The book is for anyone with Type 1 or Type 2 diabetes who wants to learn more about insulin sensitivity, insulin resistance, how proteins, fats and carbs impact the human body with diabetes, and how to adjust your insulin doses for meals and exercise. I also help people understand how to make changes in their diet while adjusting insulin needs to prevent low blood sugars, and I break down how different types of exercise impact a body with diabetes.

The biggest thing I want people to take from this book is that when your blood sugars are high or low, there is a logical reason. And in many cases there really is something you can do to prevent those fluctuations from happening again. You just need more information than what you’re usually getting from the hospital or your doctor.

Q: You say in the beginning of your book that you could probably fill another 500 pages with how much diabetes impacts your thoughts and emotions. Can you give us a little preview of that here?

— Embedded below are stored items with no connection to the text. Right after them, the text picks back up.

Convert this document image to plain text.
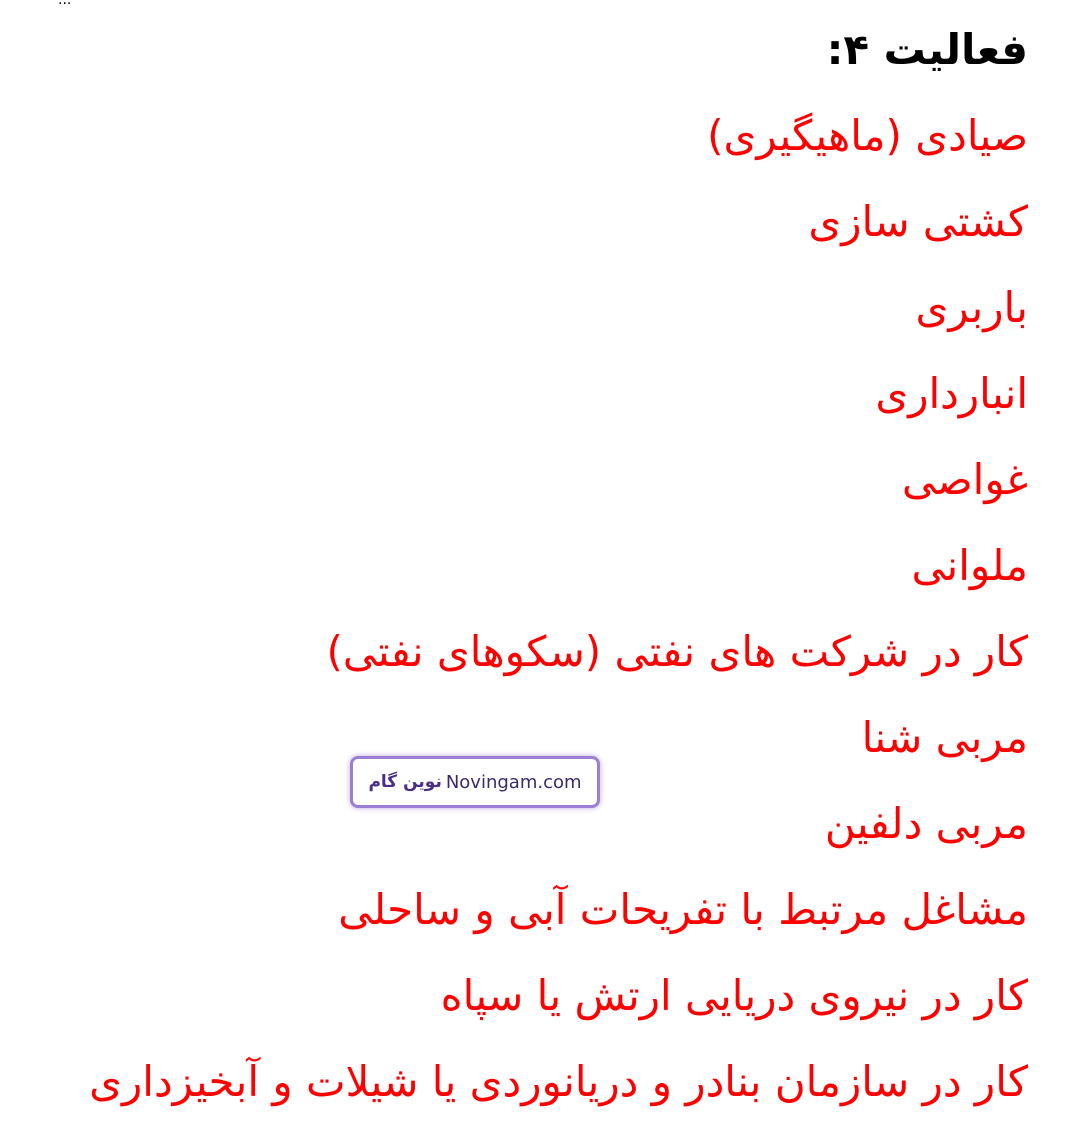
...
فعالیت ۴:
صیادی (ماهیگیری)
کشتی سازی
باربری
انبارداری
غواصی
ملوانی
کار در شرکت های نفتی (سکوهای نفتی)
مربی شنا
مربی دلفین
مشاغل مرتبط با تفریحات آبی و ساحلی
کار در نیروی دریایی ارتش یا سپاه
کار در سازمان بنادر و دریانوردی یا شیلات و آبخیزداری
نوین گام Novingam.com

This disease is 24 hours a day, 7 days a week. There is no way that it isn’t going to affect the way you think. My next book will really bring to light the many aspects of life that diabetes impacts, to help people not only become aware of them in their own life, but also how to work through them. I believe we control how we think. Just as we control whether or not we choose to be offended when someone says something unkind to us, we control how diabetes impacts the way we think about food, exercise, and ourselves. But you have to really become aware of what’s going on before you can do anything about it!

Q: What’s the most fun or fulfilling part of what you do?

The Diabetes Online Community (“DOC”) community is incredible and I’m thankful to be part of that community. They are so supportive of each other! I know if I ever needed anything, really needed help, there are so many people in that community who would be there for me in a flash.

On the other side, I get messages and comments from people every week thanking me for some of the work I do, because of how it’s impacted their lives with diabetes, how they think about diabetes. I’ve gotten messages from people saying my video blogs, as silly as they are sometimes, actually inspired them to start taking better care of their diabetes. Messages like that are gold to me.